Windows 7 is here and millions are rushing to upgrade their PCs either because they have been running Windows XP for the past several years or they have not been happy with Windows Vista. Some simply want to experience the improvements in Windows 7. Whatever your reason for installing Microsoft’s latest Operating System, there are bound to be issues with some machines.
Windows 7 is a modern Operating System that has had a long Beta testing period, so we do not feel there are going to a lot of problems. Windows Vista caused a lot of problems with third-party drivers when it launched a few years ago. Since then, Vista has matured into a great OS. Since 7 is largely based on the code from Vista, widespread problems are not anticipated.
System Requirements For Windows 7
If you’re already running Vista, your PC’s specifications will certainly be able to handle the leaner Windows 7. If you never upgraded to Vista, you might want to confirm your PC has the following minimum system requirements:
- 1 gigahertz (GHz) or faster 32-bit (x86) or 64-bit (x64) processor
- 1 gigabyte (GB) RAM (32-bit) or 2 GB RAM (64-bit)
- 16 GB available hard disk space (32-bit) or 20 GB (64-bit)
- DirectX 9 graphics device with WDDM 1.0 or higher driver
The above are the minimum system requirements. As a rule for performance, we recommend doubling all of those specs. RAM is certainly cheap enough to max out your PC. You should not take the trouble to update your CPU if you already meet the minimum system requirements, but if you plan on building a system, chances are you won’t even be able to find a 1 GHz processor, as they have long been considered obsolete. You might also want to run the Windows 7 Upgrade Advisor to make sure there are no legacy devices on your motherboard that are going to cause you problems.

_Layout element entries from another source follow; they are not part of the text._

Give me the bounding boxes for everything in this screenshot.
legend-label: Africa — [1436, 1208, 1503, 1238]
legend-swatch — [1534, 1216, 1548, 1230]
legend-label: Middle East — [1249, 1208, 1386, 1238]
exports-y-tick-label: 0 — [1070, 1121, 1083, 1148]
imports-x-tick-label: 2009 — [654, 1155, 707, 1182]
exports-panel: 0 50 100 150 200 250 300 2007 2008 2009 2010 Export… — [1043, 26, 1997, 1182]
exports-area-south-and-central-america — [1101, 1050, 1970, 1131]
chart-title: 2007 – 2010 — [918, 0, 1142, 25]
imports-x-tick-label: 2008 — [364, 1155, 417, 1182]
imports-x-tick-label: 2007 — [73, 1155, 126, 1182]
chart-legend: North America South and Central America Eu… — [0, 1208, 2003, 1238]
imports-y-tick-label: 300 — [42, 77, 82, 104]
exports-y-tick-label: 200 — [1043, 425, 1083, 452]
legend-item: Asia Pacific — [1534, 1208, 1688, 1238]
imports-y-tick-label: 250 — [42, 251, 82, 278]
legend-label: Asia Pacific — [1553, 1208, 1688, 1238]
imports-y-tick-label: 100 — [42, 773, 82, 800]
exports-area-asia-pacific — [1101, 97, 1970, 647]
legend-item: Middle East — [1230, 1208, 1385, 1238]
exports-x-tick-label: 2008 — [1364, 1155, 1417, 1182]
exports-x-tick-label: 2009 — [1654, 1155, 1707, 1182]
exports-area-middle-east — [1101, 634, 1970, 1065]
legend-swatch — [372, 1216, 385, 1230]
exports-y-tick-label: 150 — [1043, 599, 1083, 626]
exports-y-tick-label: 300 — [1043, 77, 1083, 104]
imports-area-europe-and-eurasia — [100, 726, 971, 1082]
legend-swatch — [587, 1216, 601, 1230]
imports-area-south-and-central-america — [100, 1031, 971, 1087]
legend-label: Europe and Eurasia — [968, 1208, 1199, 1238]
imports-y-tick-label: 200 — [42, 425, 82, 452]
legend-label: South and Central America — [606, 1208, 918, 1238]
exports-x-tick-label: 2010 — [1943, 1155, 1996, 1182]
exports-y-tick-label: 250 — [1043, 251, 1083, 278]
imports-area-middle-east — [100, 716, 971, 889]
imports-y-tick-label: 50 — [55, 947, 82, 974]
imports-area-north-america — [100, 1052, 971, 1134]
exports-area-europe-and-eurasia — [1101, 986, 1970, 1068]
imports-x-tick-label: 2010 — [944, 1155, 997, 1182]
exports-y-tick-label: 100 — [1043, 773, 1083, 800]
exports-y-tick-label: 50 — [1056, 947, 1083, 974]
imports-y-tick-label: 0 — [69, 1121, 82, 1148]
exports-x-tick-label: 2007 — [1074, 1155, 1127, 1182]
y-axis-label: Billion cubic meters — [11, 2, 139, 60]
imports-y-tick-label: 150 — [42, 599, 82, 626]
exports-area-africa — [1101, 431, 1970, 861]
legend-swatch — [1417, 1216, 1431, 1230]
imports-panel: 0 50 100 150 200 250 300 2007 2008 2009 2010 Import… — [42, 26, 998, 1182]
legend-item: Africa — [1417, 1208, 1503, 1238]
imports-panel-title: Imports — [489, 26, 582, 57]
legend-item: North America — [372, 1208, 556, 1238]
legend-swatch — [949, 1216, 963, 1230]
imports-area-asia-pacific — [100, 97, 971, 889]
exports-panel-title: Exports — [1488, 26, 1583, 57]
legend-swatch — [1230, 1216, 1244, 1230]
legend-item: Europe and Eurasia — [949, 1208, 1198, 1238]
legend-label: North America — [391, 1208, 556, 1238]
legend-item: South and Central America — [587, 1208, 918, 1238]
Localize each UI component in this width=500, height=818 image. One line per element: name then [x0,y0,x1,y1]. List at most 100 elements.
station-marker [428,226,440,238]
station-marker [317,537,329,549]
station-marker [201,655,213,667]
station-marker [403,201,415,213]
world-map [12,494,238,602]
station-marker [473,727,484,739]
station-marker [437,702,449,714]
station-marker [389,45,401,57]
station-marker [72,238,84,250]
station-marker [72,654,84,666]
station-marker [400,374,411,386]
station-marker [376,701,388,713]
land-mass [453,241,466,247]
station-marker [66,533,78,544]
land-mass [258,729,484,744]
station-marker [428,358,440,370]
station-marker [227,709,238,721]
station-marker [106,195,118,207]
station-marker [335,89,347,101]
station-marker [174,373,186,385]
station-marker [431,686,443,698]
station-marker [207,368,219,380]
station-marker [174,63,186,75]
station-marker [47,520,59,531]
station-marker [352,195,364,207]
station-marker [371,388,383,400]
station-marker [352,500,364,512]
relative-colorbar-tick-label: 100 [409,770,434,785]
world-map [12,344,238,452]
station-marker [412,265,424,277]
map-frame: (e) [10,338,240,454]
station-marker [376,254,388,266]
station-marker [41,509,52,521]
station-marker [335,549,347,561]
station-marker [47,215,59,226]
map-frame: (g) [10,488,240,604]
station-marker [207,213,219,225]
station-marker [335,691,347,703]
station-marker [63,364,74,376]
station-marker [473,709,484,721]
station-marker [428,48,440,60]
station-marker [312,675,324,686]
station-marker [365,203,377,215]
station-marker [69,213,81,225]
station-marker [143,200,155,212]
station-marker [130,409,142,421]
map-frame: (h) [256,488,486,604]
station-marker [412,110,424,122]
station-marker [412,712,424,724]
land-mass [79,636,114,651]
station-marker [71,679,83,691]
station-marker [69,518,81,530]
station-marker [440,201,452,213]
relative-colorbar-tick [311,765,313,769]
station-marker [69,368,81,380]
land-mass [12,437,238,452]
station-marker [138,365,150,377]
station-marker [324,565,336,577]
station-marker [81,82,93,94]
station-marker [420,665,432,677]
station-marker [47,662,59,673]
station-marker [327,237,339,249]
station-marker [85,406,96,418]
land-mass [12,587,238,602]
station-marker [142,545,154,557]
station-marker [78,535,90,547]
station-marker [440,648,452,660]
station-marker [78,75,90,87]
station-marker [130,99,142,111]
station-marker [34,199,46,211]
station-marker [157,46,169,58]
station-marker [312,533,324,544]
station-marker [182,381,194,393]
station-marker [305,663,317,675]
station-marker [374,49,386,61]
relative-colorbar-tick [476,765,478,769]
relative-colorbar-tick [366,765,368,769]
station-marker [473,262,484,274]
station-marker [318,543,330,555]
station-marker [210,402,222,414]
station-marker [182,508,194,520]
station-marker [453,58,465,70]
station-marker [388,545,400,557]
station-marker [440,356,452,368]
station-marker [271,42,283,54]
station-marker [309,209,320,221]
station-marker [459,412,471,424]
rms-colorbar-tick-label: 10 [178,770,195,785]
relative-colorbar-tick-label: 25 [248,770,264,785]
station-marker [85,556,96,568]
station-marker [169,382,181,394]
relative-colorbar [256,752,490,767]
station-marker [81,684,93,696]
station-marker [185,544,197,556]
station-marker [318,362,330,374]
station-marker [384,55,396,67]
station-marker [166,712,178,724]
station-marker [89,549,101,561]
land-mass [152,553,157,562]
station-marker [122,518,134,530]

Windows 7 Upgrade Issues Troubleshooting
On the rare occasion Windows 7 encounters a problem with a piece of your hardware, don’t panic. Do the following to avoid Windows 7 Upgrade issues:
Check Manufacturer’s Websites For New Device Drivers
Surely, any issues that are reported will quickly be resolved through Microsoft Updates and device driver updates from third-party suppliers. Unfortunately, Microsoft has no control over how quickly these third-party drivers are released. But again, if your system ran fine with Vista, you’re probably not going to have any problems upgrading.
Backup Important Data Before Upgrading
If you’re upgrading, you might tempt fate and not backup your data because you’re installing Windows 7 right on top of your existing Windows installation. Don’t risk it. While you shouldn’t lose anything during the upgrading process, you could if something goes wrong. Backup pictures, documents, emails and other important data to some type of removable media and then take that media out of the computer before you begin. If you have a second hard drive inside the PC you use primarily for backups, you might want to go inside and unplug it before you start.